As little birds stretch their wings to fly, so must we leave the nest in order to begin our journey.
Yesterday was my eldest son's first day of Preschool. Such a tumult of emotions for me. I was so eager for him to enter the world of knowledge, where each day is fresh with new understanding, and new possibilities. Those early days of school brings back such lovely images for me... The waxy smell of a new box of Crayolas, the cool, squishy pleasantness of fingerpaints, the spurt and bubble of a bottle of Elmer's glue, always resulting in sticky satisfaction... Lessons in color and texture, smell and taste, friendships and fun.
On the way to the school, I played it up, extolling the joys of learning, of discovery, but always in the back of my mind, anxious for that moment when we would say our goodbyes. Would he cling to me and cry? Would he be frightened? Standing at the open door to the world can be a bit daunting. Would he be overwhelmed?
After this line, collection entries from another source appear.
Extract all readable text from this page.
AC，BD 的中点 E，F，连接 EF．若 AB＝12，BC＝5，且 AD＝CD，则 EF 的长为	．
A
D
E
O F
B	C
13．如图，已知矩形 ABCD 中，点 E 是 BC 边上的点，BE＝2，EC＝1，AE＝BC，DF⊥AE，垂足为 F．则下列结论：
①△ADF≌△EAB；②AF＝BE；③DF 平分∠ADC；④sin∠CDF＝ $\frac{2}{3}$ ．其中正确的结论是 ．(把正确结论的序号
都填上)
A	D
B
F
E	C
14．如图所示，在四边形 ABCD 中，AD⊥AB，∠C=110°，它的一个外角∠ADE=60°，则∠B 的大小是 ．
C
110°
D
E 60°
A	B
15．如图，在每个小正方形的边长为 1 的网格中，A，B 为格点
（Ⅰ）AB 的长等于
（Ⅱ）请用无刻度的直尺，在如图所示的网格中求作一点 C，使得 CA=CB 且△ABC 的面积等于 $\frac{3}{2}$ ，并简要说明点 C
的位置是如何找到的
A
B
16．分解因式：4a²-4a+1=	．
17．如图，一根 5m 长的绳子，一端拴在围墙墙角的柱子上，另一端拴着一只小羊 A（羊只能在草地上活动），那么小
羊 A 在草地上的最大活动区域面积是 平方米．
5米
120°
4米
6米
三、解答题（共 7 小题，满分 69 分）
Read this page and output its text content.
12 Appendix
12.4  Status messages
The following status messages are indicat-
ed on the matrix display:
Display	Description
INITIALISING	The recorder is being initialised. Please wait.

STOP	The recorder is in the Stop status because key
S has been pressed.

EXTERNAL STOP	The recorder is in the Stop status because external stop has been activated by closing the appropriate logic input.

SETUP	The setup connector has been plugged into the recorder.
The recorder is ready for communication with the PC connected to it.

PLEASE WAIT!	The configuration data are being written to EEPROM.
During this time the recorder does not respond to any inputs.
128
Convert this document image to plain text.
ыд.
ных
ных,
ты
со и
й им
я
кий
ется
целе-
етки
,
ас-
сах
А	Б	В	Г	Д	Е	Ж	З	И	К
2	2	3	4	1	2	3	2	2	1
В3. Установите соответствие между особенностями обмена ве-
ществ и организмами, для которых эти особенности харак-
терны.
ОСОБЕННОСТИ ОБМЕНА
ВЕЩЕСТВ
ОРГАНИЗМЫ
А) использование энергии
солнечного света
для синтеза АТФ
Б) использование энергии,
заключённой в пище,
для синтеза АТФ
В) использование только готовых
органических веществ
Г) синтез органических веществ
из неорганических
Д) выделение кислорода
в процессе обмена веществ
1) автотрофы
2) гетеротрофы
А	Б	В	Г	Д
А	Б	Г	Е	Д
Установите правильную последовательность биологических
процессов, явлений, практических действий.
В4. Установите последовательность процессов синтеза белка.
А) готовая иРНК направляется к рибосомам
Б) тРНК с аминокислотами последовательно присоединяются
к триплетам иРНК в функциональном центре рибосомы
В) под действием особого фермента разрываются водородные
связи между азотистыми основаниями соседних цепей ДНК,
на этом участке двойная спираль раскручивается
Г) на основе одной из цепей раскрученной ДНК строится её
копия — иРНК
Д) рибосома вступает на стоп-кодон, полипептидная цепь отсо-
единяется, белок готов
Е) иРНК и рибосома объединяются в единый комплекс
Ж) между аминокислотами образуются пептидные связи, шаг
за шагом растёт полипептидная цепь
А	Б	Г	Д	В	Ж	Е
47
By the time we entered the building I was nearly sick to my stomach, and I had to swallow back tears as I helped him find his cubby and place his belongings inside.
"See ya later, Mama." He said to me, and turned away, delighted eyes already scanning the room.
Shocked, I managed to choke out, "Can I get a hug and a kiss?" He complied, but his mind was already on other things. He broke our embrace quickly, and never looked back as I walked out the door.
At home I held my two toddlers a little tighter. In a year, one of them will follow in his brother's footsteps, two years later, the last of my small brood will step over the edge of our then-empty nest and test his wings.
And I just know that in that moment, I'll stand back with pride and watch them soar.